I clenched a fist around the TV remote and turned the volume on CSI: Miami right down, so that he could hear what all the fuss was about perfectly clearly.
I gave him the spiel about the characters, the love triangles, the compelling plot twists, the epic train sequence, the last-ditch shoot-outs, the lush jungles, the breathtaking vistas (I was trying to sell it).
But rather than accepting my argument, yielding and letting us both get back to a bit of David Caruso, he countered. He claimed that, Hollywood credentials aside, Uncharted has always been a pretty straight-forward, linear shooter. And he had a point.
He alluded to the Mass Effect series, with an array of characters that are equally personable, authentic and memorable once the game is over and could actually be interacted with on a (seemingly) deep and meaningful level.

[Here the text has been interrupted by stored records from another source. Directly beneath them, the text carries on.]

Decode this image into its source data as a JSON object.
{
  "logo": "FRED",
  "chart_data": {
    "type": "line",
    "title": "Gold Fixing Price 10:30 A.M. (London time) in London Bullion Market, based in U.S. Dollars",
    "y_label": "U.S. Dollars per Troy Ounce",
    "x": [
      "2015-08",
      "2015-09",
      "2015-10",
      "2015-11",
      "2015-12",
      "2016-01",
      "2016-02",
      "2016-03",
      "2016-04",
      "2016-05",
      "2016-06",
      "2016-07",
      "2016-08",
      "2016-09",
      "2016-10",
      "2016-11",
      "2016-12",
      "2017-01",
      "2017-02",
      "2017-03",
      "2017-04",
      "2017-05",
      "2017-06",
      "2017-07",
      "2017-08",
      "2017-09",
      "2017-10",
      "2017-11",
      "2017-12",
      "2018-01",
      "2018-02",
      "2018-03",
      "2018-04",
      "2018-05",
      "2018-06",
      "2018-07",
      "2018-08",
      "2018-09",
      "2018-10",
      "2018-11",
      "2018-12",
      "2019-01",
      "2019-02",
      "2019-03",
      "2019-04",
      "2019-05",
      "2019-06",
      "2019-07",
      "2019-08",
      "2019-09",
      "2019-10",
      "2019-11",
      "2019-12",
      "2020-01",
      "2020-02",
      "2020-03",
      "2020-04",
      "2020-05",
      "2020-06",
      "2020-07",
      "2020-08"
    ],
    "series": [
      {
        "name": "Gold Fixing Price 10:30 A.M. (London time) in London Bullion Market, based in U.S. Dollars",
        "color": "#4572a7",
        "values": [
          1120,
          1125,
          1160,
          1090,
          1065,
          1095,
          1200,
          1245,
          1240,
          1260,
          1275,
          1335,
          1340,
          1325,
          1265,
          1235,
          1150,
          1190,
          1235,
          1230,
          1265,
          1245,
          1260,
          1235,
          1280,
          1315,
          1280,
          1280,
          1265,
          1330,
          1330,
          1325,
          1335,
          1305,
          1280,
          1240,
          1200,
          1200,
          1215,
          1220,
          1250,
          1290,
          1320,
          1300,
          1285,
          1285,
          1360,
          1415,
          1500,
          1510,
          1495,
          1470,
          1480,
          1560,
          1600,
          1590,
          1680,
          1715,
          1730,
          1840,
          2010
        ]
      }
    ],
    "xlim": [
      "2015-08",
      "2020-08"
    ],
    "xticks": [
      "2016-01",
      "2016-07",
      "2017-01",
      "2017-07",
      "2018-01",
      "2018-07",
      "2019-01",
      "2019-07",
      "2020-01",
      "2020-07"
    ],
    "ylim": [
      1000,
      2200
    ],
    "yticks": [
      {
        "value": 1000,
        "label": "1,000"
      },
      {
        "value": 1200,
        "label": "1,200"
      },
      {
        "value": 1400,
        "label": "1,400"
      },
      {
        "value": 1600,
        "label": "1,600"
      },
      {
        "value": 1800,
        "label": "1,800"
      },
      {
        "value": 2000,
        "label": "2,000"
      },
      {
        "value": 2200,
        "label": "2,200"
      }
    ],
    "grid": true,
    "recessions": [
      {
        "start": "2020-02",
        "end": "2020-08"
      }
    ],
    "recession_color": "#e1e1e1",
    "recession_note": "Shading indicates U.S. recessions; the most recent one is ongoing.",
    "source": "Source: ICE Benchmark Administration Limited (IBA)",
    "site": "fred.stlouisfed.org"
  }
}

He told me to screw the linear jungle levels, reminding me that Bioware had provided me with an entire, surprising and incredibly polished galaxy to explore at my leisure.
He said if I wanted awe-inspiring views then I should climb to the top of a Venetian tower in Assassin's Creed II, "And, while you're up there, remind yourself that you can actually walk, run, jump and climb to everything you can see."
I was gob-smacked. I'd invited this so called friend into my house for a beer and a US drama and he'd gone and attacked my whole belief system. Even worse, when I checked the chambers of my verbal shotgun, they were baron. I had nothing.
When I ran all the uncharted ground I had charted as Nathan Drake back through my mind it was indeed a straight line of destructible cover, negotiable drops and faceless enemy waves, albeit wrapped in some extremely shiny, brilliant paper.